A key strength of this paper is its significant contribution to conditions like IgAN, where accurate prognosis is challenging. The validation of the model through external validation and reproducibility studies highlights its generalizability. Additionally, the enhancement of interpretability through SHAP analysis and confirmation of the model’s ability to predict long-term outcomes via Kaplan-Meier analysis are also noteworthy strengths of this research.

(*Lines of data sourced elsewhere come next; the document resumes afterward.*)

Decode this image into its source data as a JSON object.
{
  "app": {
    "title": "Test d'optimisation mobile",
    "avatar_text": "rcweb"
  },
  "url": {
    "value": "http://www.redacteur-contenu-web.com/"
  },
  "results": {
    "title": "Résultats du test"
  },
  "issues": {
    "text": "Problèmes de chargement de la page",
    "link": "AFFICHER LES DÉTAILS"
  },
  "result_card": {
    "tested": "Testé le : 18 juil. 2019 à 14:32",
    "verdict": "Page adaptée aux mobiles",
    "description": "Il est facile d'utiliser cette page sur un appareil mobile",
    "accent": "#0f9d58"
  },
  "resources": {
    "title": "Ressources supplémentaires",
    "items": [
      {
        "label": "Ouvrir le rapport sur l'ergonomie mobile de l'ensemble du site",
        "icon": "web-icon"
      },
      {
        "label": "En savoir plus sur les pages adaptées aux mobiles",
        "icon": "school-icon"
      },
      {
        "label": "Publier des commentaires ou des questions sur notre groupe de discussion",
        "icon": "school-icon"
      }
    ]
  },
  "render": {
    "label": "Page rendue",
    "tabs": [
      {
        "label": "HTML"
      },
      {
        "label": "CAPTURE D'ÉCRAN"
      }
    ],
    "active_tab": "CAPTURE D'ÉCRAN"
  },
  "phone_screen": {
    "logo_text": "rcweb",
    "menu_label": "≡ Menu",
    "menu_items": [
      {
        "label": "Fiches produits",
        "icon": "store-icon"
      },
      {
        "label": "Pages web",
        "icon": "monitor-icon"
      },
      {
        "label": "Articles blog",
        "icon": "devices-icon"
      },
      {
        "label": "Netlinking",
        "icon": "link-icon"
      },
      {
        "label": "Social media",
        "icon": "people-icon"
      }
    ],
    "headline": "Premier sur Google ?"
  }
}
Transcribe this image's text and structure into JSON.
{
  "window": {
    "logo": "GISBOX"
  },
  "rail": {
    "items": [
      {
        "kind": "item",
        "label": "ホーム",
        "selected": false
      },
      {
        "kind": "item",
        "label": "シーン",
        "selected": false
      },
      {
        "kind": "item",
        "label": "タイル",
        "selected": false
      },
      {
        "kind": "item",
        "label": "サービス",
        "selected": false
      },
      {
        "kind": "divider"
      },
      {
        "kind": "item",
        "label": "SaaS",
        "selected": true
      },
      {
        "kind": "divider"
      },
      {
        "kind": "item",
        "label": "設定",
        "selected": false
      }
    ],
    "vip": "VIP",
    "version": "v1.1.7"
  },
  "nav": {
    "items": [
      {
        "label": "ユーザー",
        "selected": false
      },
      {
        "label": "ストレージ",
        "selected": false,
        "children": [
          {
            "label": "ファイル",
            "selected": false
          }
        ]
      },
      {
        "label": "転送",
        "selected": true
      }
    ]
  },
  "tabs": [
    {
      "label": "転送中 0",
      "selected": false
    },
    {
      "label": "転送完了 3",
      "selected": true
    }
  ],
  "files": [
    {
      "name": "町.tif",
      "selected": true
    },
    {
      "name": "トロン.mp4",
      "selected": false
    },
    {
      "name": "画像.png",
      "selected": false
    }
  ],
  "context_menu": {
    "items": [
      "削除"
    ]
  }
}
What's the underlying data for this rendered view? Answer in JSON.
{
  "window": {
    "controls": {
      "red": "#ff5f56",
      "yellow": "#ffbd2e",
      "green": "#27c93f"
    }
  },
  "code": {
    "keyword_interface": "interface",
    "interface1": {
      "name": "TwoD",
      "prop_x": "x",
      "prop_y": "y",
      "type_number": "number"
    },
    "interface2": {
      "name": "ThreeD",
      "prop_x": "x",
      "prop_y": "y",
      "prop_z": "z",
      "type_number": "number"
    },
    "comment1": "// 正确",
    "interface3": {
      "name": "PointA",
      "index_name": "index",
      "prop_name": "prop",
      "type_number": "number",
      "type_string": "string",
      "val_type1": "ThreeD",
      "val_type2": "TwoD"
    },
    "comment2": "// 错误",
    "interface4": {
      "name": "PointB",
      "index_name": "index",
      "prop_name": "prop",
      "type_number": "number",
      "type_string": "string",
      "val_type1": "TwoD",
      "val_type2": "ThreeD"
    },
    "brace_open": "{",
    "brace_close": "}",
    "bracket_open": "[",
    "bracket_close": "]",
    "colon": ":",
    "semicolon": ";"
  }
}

However, the development and evaluation of such models entail several key considerations. First, additional external validation and reproducibility studies are needed to enhance the reliability of the model’s performance and generalizability. With many variables being utilized, there’s a risk of the model overfitting to the training data, potentially leading to issues of overfitting. Indeed, while performance metrics within the internal dataset of this study appear promising, there’s a notable decrease in performance when applied to external datasets. Therefore, reinforcing the model’s generalizability using results from external datasets and ensuring consistent predictive performance across diverse environments are crucial. This would help elevate the model’s reliability and maintain the consistency of predictions. Second, efforts to enhance the interpretability and transparency of the model are vital. Interpretability refers to the ability to clearly understand and explain which variables or features the model bases its predictions on. This aids healthcare professionals and patients in comprehending and trusting the model’s predictions. Transparency pertains to the clear disclosure of the model’s internal workings and decision-making processes. In other words, understanding how the model analyzes data and makes predictions should be made evident. High transparency models not only enhance confidence in medical decisions but also provide evidence for why certain predictions are made, supporting the decision-making process. Lastly, empirical studies are necessary to confirm whether the model can be effectively utilized in clinical settings. Evaluating whether doctors or clinical teams can easily apply and comprehend the model is paramount. Assessing the impact of the model on actual patients and evaluating its usefulness and effectiveness in real-world scenarios should follow suit. Empirical studies in clinical settings should be conducted iteratively from the model’s development stages. Evaluating how the model operates in real-world settings allows for the verification of its performance and validity. This process enables the assessment of whether the model can provide tangible value in medical settings and, if necessary, allows for model supplementation and improvement. Therefore, empirical studies play a crucial role in confirming how the model can be applied in real-world settings, assessing its practical utility, and determining its clinical validity.
In conclusion, this research has made significant strides by developing and evaluating a machine learning-based predictive model for forecasting the prognosis of IgAN patients. However, further research and validation are required, and additional efforts are needed to evaluate the medical utility and clinical applicability of the model.